Trust you, Peter, to end a walk around Borough Market in the Market Porter, a hostelry I remember with great pleasure.
I hope you're collecting examples of butchers' chalky calligraphy. Our local butcher's blackboard frequently features 'FRESH LOCAL WABBITS'.
One of my favourite saunters in London, captured beautifully. Last time I was there an unusually attractive Italian lady persuaded me to part with the thick end of twenty quid for a piece of recently trapped Parmesan. Good though.
And did the Harveys 'travel' well?
The Harveys was particularly good Jon thankyou. Especially the two I had in my favourite City chop house- Simpson's Tavern in Cornhill. They now do a Full English for a fiver between 8 and 11, weekdays. Looks like I'll be down again soon.
I'd wager it's the best pint of Harvey's outside Lewes (their other beers are always interesting as well)... Having moved out of London 1 1/2 years ago i'm looking forward to the chance of going to Borough in April.
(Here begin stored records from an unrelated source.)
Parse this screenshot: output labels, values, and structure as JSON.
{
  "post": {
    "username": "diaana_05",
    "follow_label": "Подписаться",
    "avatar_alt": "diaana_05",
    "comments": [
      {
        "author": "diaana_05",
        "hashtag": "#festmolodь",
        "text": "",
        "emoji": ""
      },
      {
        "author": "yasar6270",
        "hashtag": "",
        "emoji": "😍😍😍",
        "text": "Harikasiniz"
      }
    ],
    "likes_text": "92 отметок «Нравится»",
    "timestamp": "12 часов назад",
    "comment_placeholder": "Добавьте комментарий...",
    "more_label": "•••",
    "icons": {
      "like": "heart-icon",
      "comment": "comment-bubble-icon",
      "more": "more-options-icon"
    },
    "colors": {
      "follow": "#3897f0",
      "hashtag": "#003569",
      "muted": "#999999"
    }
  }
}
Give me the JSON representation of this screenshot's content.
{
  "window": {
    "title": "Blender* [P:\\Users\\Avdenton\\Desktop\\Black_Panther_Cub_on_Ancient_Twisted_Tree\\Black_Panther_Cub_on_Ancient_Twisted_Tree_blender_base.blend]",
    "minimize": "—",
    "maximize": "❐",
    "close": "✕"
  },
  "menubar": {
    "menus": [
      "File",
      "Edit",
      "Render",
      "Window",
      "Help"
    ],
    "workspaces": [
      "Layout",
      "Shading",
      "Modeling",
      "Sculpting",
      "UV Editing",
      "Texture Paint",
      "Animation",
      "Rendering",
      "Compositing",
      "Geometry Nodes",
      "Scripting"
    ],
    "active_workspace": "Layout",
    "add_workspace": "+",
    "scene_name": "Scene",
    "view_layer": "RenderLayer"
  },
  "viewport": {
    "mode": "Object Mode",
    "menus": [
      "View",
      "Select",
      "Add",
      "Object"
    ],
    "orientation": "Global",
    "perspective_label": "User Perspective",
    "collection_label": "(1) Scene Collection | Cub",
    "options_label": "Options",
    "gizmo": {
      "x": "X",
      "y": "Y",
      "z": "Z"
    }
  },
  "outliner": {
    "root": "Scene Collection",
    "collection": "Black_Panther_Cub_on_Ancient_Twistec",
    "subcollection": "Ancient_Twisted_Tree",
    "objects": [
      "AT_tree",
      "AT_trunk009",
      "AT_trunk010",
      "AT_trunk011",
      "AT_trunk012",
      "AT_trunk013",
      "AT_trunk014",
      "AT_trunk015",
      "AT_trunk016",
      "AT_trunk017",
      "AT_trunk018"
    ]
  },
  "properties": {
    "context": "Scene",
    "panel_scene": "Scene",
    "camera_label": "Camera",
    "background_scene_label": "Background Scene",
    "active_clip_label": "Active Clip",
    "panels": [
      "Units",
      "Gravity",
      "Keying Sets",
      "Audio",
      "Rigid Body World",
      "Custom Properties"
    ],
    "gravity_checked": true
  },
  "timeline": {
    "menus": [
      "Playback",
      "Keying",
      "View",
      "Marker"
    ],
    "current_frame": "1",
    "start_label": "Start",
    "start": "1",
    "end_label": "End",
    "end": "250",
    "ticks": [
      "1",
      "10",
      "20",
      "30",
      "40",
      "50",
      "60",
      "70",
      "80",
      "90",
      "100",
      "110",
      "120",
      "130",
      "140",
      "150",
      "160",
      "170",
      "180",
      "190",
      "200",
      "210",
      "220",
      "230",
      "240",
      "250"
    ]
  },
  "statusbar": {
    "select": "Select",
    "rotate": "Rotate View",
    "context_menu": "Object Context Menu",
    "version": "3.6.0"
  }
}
Maybe i'll even be able to sneak a pint as well (if daughter is well enough behaved post-Guy's!)
I'd only mentioned to my other half last week that probably my favourite rail trip was the squeely bit north of London Bridge overlooking the rooftops...
Shame the Thameslink development did for the marvellous old Wheatsheaf at Borough.
Harvey's have a gem of a pub up the road from Borough - the Royal Oak on Tabard street. However, their pints of Harvey's aren't as good as those at the Harp (or in fact, those at the Market Porter).
I like the old England of your blog, but your use of the term 'frypan' makes me wonder if you are American? Bring back the traditional and well-loved '-ing-'.
I was about to second the comment about frypan when I thought I'd look in Oxford English Dictionary. Their first example of 'frypan' comes not from America but from Scotland, in Chambers's Edinburgh Journal, in 1832. The first American citation is from a book by Thoreau 30 years later. So does that make 'frypan' Scottish? Hoots-mon, fry me a slice o'haggis...
Of course it was Thoreau I had in mind. No it wasn't, I just forgot what I was doing. Not for the first time.